I braced myself for either admonishment or evasiveness; Stavro, to my recollection, had never spoken intimately about hockey business to any person with a media badge. Instead, and to my astonishment, he leaned forward and looked me directly in the eye.
“You want to know what happened, Berger?” he said, as if annoyed in perpetuity over the long-established reason. “It’s very simple. Gretzky and Michael Barnett wanted equity in the team… to own a part of the hockey club. Though I had taken Maple Leaf Gardens Ltd. private, I didn’t have sole authority over such a request, but I knew it would never fly. Not for a second. All of these years, I’ve gotten hell for not wanting Wayne Gretzky. That was never the case.”

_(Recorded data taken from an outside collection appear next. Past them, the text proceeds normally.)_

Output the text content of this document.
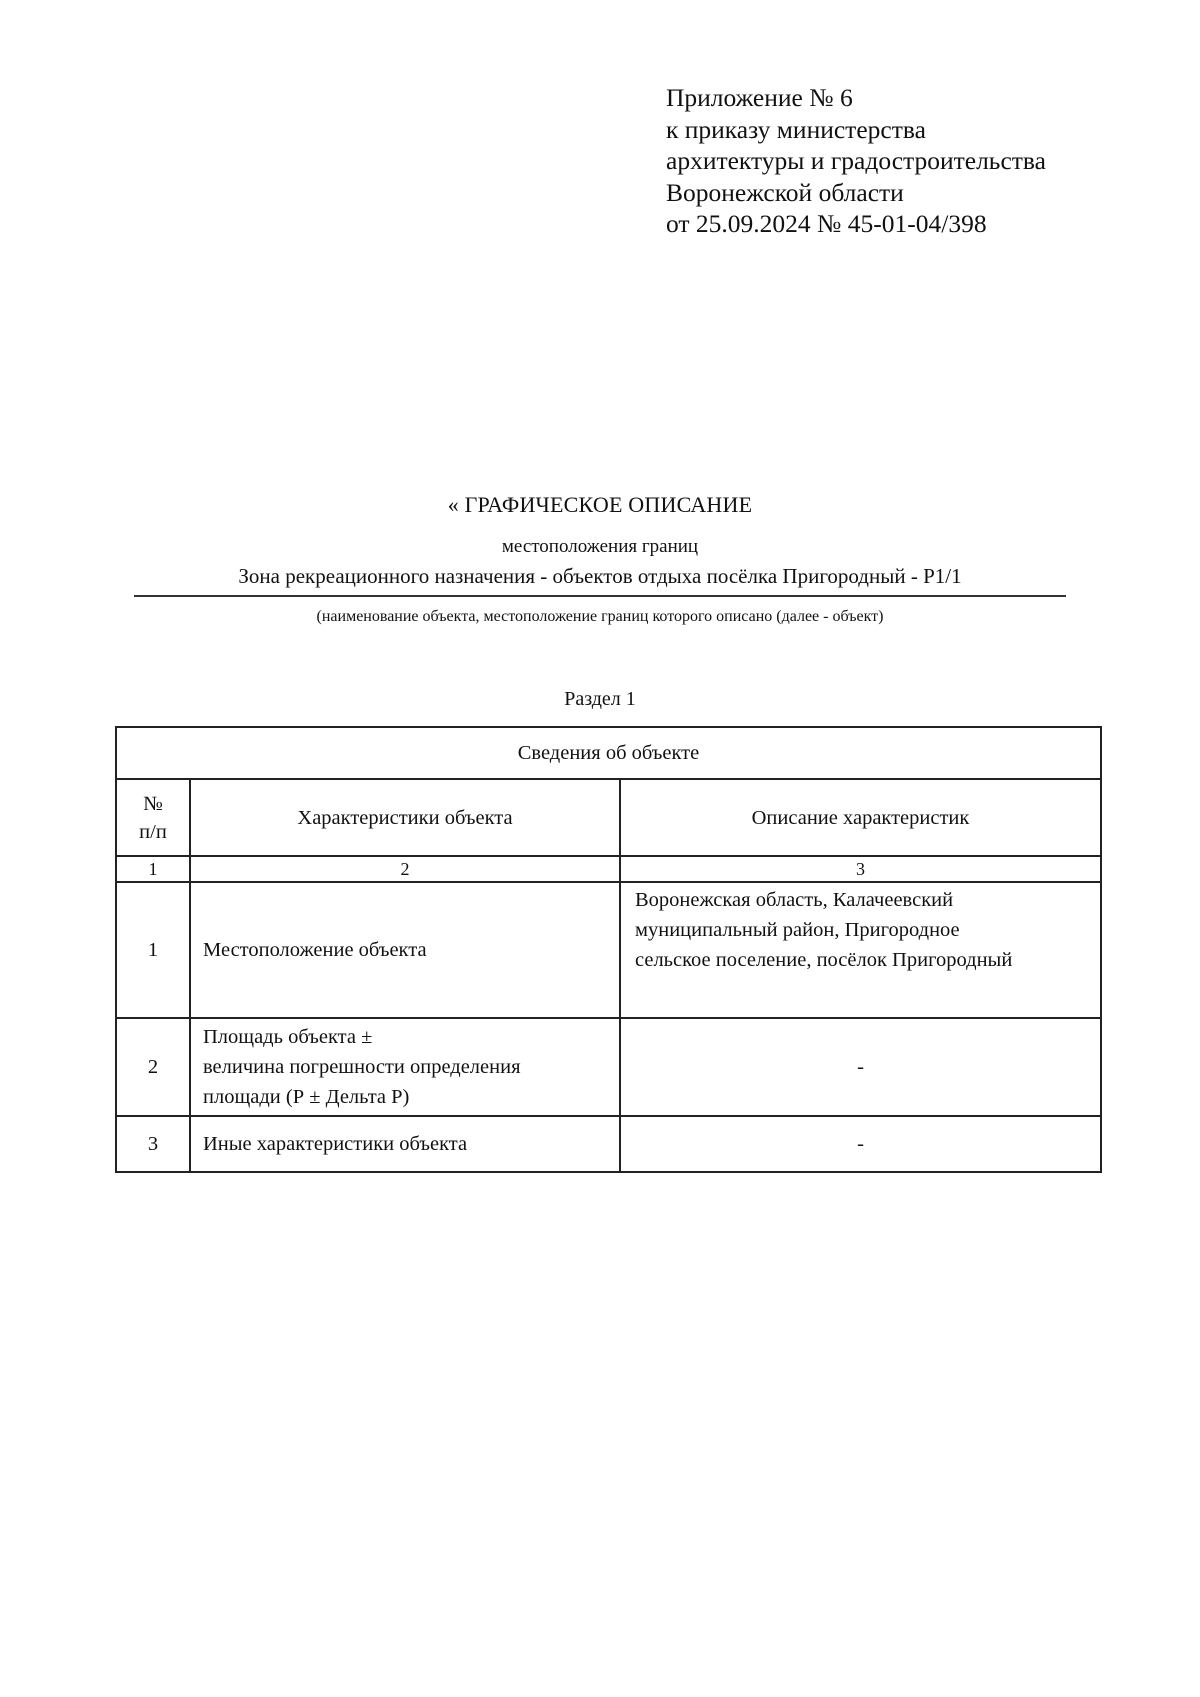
Приложение № 6
к приказу министерства
архитектуры и градостроительства
Воронежской области
от 25.09.2024 № 45-01-04/398
« ГРАФИЧЕСКОЕ ОПИСАНИЕ
местоположения границ
Зона рекреационного назначения - объектов отдыха посёлка Пригородный - Р1/1
(наименование объекта, местоположение границ которого описано (далее - объект)
Раздел 1
Сведения об объекте		

№
п/п	Характеристики объекта	Описание характеристик
1	2	3
1	Местоположение объекта	Воронежская область, Калачеевский
муниципальный район, Пригородное
сельское поселение, посёлок Пригородный

2	Площадь объекта ±
величина погрешности определения
площади (Р ± Дельта Р)	-
3	Иные характеристики объекта	-
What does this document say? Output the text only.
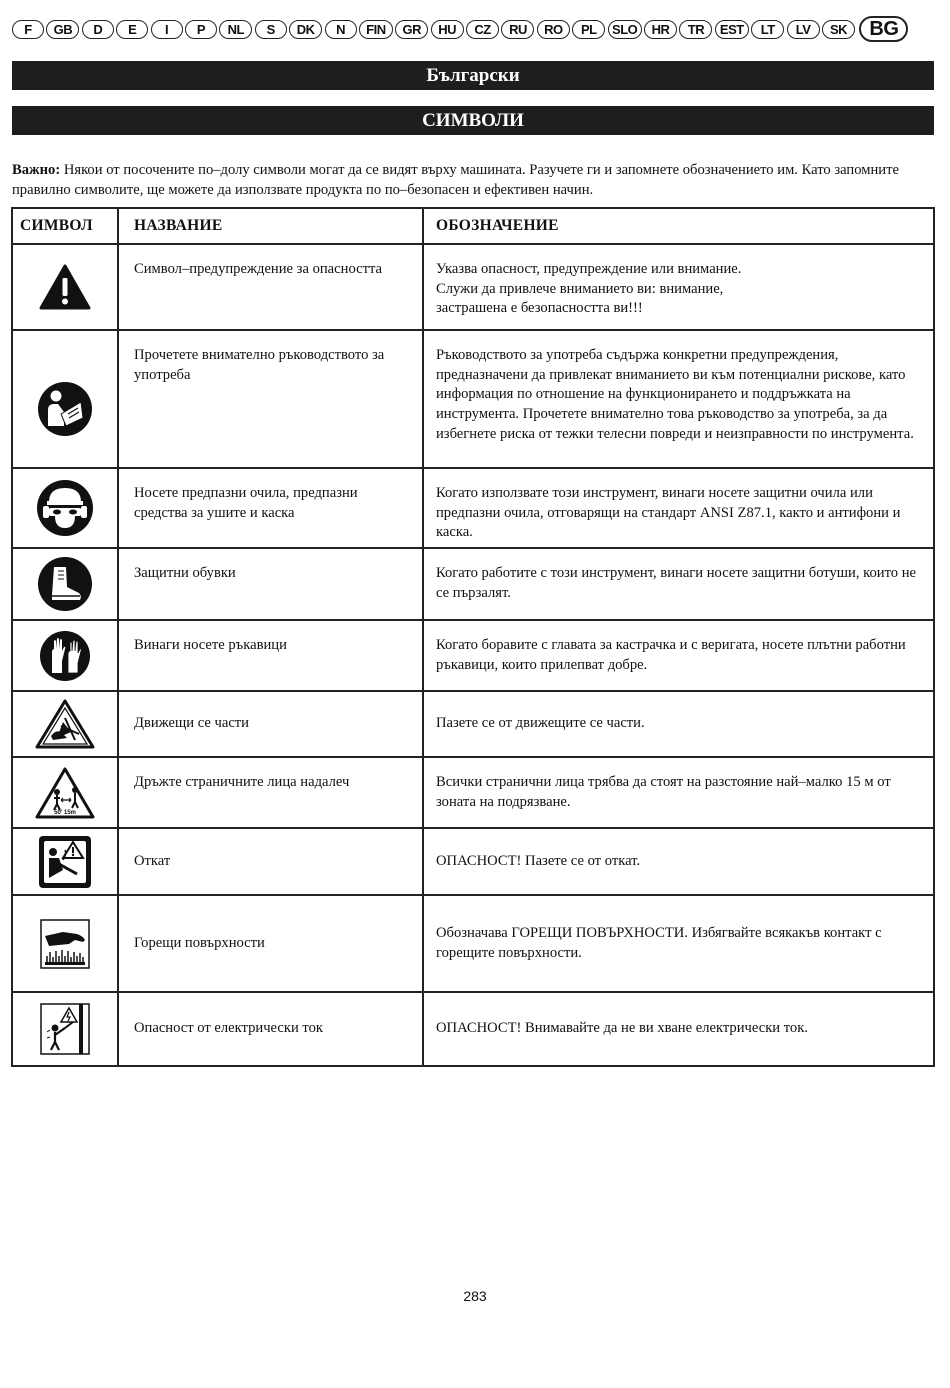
F	GB	D	E	I	P	NL	S	DK	N	FIN	GR	HU	CZ	RU	RO	PL	SLO	HR	TR	EST	LT	LV	SK	BG
Български
СИМВОЛИ
Важно: Някои от посочените по–долу символи могат да се видят върху машината. Разучете ги и запомнете обозначението им. Като запомните правилно символите, ще можете да използвате продукта по по–безопасен и ефективен начин.
СИМВОЛ	НАЗВАНИЕ	ОБОЗНАЧЕНИЕ

	Символ–предупреждение за опасността	Указва опасност, предупреждение или внимание.
Служи да привлече вниманието ви: внимание,
застрашена е безопасността ви!!!

	Прочетете внимателно ръководството за употреба	Ръководството за употреба съдържа конкретни предупреждения, предназначени да привлекат вниманието ви към потенциални рискове, като информация по отношение на функционирането и поддръжката на инструмента. Прочетете внимателно това ръководство за употреба, за да избегнете риска от тежки телесни повреди и неизправности по инструмента.

	Носете предпазни очила, предпазни средства за ушите и каска	Когато използвате този инструмент, винаги носете защитни очила или предпазни очила, отговарящи на стандарт ANSI Z87.1, както и антифони и каска.

	Защитни обувки	Когато работите с този инструмент, винаги носете защитни ботуши, които не се пързалят.

	Винаги носете ръкавици	Когато боравите с главата за кастрачка и с веригата, носете плътни работни ръкавици, които прилепват добре.

	Движещи се части	Пазете се от движещите се части.

50' 15m	Дръжте страничните лица надалеч	Всички странични лица трябва да стоят на разстояние най–малко 15 м от зоната на подрязване.

	Откат	ОПАСНОСТ! Пазете се от откат.

	Горещи повърхности	Обозначава ГОРЕЩИ ПОВЪРХНОСТИ. Избягвайте всякакъв контакт с горещите повърхности.

	Опасност от електрически ток	ОПАСНОСТ! Внимавайте да не ви хване електрически ток.
283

This was shocking, first-hand information, but I understood the futility of questioning whether or not our discussion was “on the record.” Nothing Mr. Stavro ever said about the Maple Leafs was for attribution – particularly by chance during a long, trans-Atlantic flight. So, I kept it to myself; painfully holding back every reporting instinct in my DNA. Not until Gretzky’s bitter annulment with the Phoenix Coyotes and the NHL, half-a-decade later, did I tell the story on The FAN-590. As mentioned, I was never able to corroborate Stavro’s claim of equity. I did run it past Barnett some time later and was brusquely dismissed.
ACCORDING TO STEVE STAVRO, WAYNE GRETZKY’S DESIRE TO OWN PART OF THE LEAFS ENDED NEGOTIATION WITH THE HOCKEY CLUB IN THE SUMMER OF ’96. GRETZKY JOINED NEW YORK RANGERS AND RETIRED THREE YEARS LATER.
Mr. Stavro died less than a year after our airplane chat – Apr. 24, 2006 – having suffered a heart attack in his Toronto home. My instinct told me he wasn’t offering a fabrication on that Vienna-to-Toronto flight and I can assure you – to this day – his account made a hell of a lot more sense than the prevailing story. From a financial perspective, Leafs could easily have signed Gretzky and made a killing on jersey sales alone. Moreover, perhaps the club would not have missed consecutive playoff appearances in 1997 and ’98 with The Great One in uniform.
On this quarter-century anniversary of “The Trade”, it seemed like the right moment to remind hockey fans of the “alternate” theory regarding Gretzky’s failed flirtation with the Toronto Maple Leafs.